Visual Studio Code is a general-purpose editor that relies on extensions to support specific languages. To develop and debug ASP.NET Core applications, install the C# extension by clicking on the extension pane in Visual Studio Code and then typing @recommended in the search bar.

Once the extension is installed, you can open an ASP.NET Core project created using the dotnet new -t web command by selecting its folder. Visual Studio Code understands it's a .NET Core project and will show a warning like the one in the following figure.

Figure 7-3: VS Code Warnings

The first warning says that some configuration files are missing. Once you click Yes, two new files will be added to .vscode folder: launch.json and tasks.json. These two files tell Visual Studio Code how to compile a .NET Core project and how to launch a debugging session. But don't worry too much about them, as all the correct values are added by the C# extension.

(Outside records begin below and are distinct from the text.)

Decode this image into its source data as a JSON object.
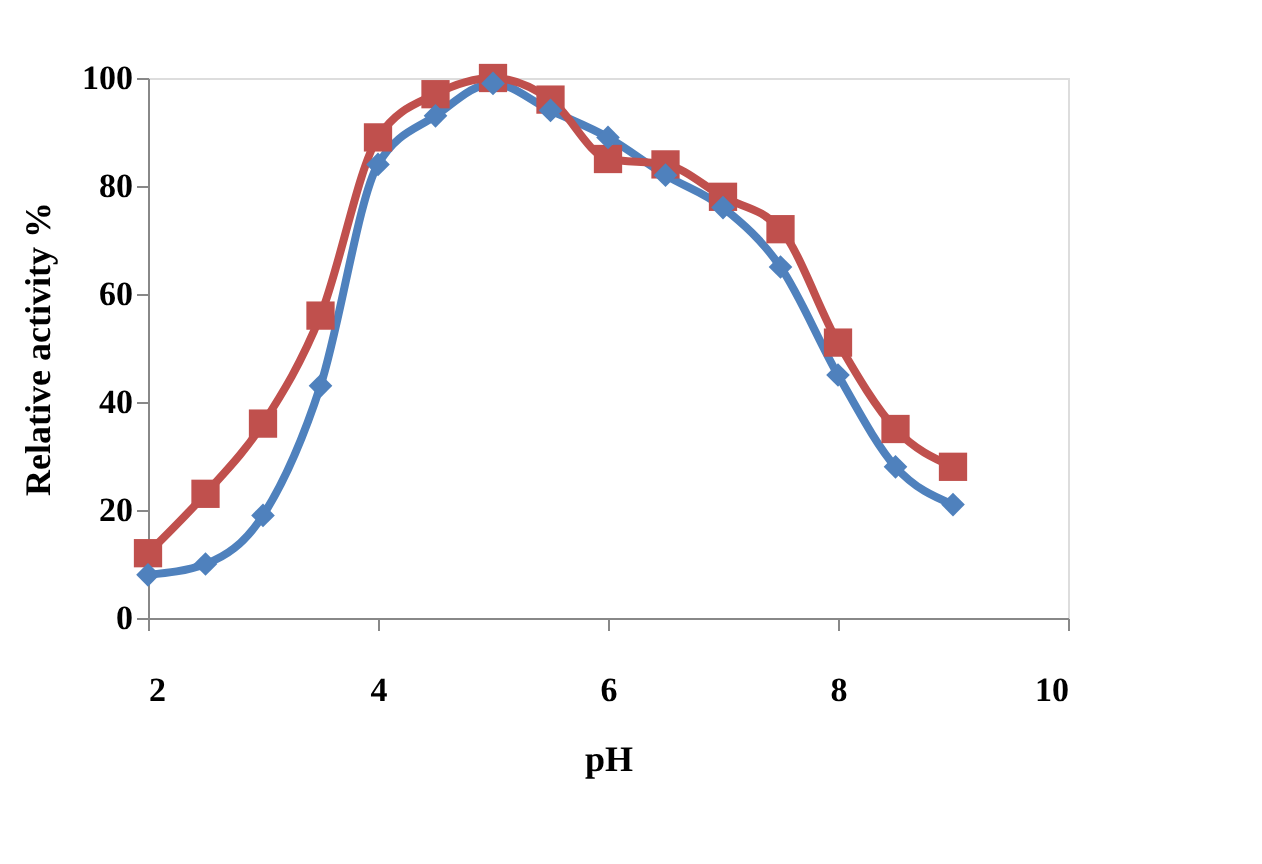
{
  "chart_data": {
    "type": "line",
    "xlabel": "pH",
    "ylabel": "Relative activity %",
    "x": [
      2,
      2.5,
      3,
      3.5,
      4,
      4.5,
      5,
      5.5,
      6,
      6.5,
      7,
      7.5,
      8,
      8.5,
      9
    ],
    "series": [
      {
        "color": "#4f81bd",
        "marker": "diamond",
        "values": [
          8,
          10,
          19,
          43,
          84,
          93,
          99,
          94,
          89,
          82,
          76,
          65,
          45,
          28,
          21
        ]
      },
      {
        "color": "#c0504d",
        "marker": "square",
        "values": [
          12,
          23,
          36,
          56,
          89,
          97,
          100,
          96,
          85,
          84,
          78,
          72,
          51,
          35,
          28
        ]
      }
    ],
    "xlim": [
      2,
      10
    ],
    "xticks": [
      2,
      4,
      6,
      8,
      10
    ],
    "ylim": [
      0,
      100
    ],
    "yticks": [
      0,
      20,
      40,
      60,
      80,
      100
    ],
    "grid": false
  }
}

Developing with Visual Studio Code

Now that all is ready, developing an ASP.NET Core application with Visual Studio Code is just as productive as doing it with the full of Visual Studio 2017, if not more.

For example, you have IntelliSense and code completion.

Figure 7-4: VS Code IntelliSense

You also have the same linting and refactoring suggestions. They appear as squiggle underlines (red or green) with messages in the bottom panels and icons in the status bar. Figure 7-5 shows all the locations in the UI where suggestions appear.

Figure 7-5: VS Code Suggestions

Another example of a good Visual Studio Code feature is code-navigation. Like any other editor, you can go to the definition of a variable and peek at it without leaving the current file.

Figure 7-6: VS Code Navigation

Debugging with Visual Studio Code

Once the application has been developed, it's time to make sure it works. From within Visual Studio Code, you can launch the application, set breakpoints, and inspect variables.

To do so, go the Debug panel (by clicking the bug icon), and click on the debug icon (the green run icon, same as in Visual Studio) to launch the application. To set a breakpoint, click next to the line number in the editor. Then you can step through the instructions like any other code debugger.

The figure below shows the debugging interface of Visual Studio Code, while debugging the HomeController.

Figure 7-7: VS Code Debugging

You can basically do everything you can normally do with the full of Visual Studio, but in a lighter way and on all operating systems.

Conclusion

In this chapter, you saw that you do not need a Windows machine with Visual Studio to develop ASP.NET Core applications. You can use a Mac and develop using the CLI and Visual Studio Code.

In addition to what we've shown in this chapter, Visual Studio Code can do many more things. It is a Git client, a Node.js and client-side JavaScript editor and debugger, and it is also a very good Markdown editor. In fact, this whole book has been written in Markdown within Visual Studio Code, and later converted to Word format using Pandoc.